Custom Clinical Workflows¶
Beyond the built-in workflows, you can define condition-specific analysis pipelines:
from hcls_common.workflow import WorkflowEngine
workflow = WorkflowEngine()
@workflow.step("variant_triage")
def triage_variants(context):
"""Filter and prioritize variants by clinical significance."""
variants = context["variants"]
return [v for v in variants if v["clinical_significance"] in ("Pathogenic", "Likely_pathogenic")]
@workflow.step("literature_search")
def search_literature(context):
"""Query PubMed and internal knowledge bases for supporting evidence."""
genes = set(v["gene"] for v in context["triaged_variants"])
evidence = {}
for gene in genes:
evidence[gene] = query_milvus(f"{gene} clinical significance treatment")
return evidence
@workflow.step("generate_report")
def generate_report(context):
"""Produce a clinical summary using Claude."""
prompt = build_clinical_prompt(context["triaged_variants"], context["evidence"])
return call_claude(prompt)
# Execute
result = workflow.run(
steps=["variant_triage", "literature_search", "generate_report"],
initial_context={"variants": patient_variants}
)
Contributing to the Open-Source Project¶
The HCLS AI Factory is released under the Apache 2.0 License.
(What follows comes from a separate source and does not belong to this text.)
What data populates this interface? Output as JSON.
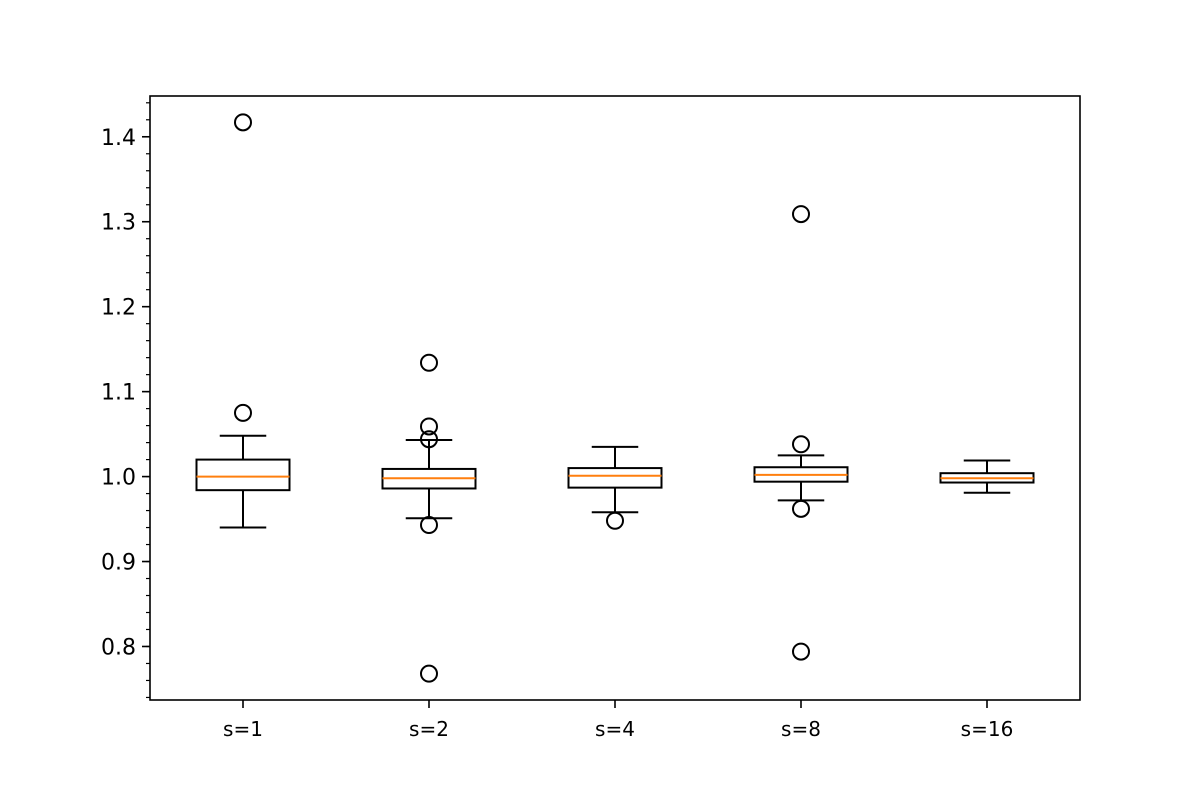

Contributions are welcome.
Getting Started:
- Fork the repository at
https://github.com/ajones1923/hcls-ai-factory - Create a feature branch:
git checkout -b feature/your-feature-name - Follow the existing code style (Black formatting, type hints, docstrings)
- Add tests for any new functionality
- Run the test suite:
pytest tests/ -v - Submit a pull request with a clear description of changes
Areas Seeking Contributions:
- New intelligence agents for underserved therapeutic areas
- Improved embedding models for biomedical text
- Additional safety filters for specific patient populations
- Performance optimizations for large-scale variant sets
- Documentation and tutorials
- Internationalization of clinical content
Code Review Process:
All pull requests require:
- Passing CI checks (linting, tests, type checking)
- At least one maintainer review
- No reduction in test coverage
- Updated documentation if user-facing behavior changes
Clinical Decision Support Disclaimer
The HCLS AI Factory platform and its components are clinical decision support research tools. They are not FDA-cleared and are not intended as standalone diagnostic devices. All recommendations should be reviewed by qualified healthcare professionals. Apache 2.0 License.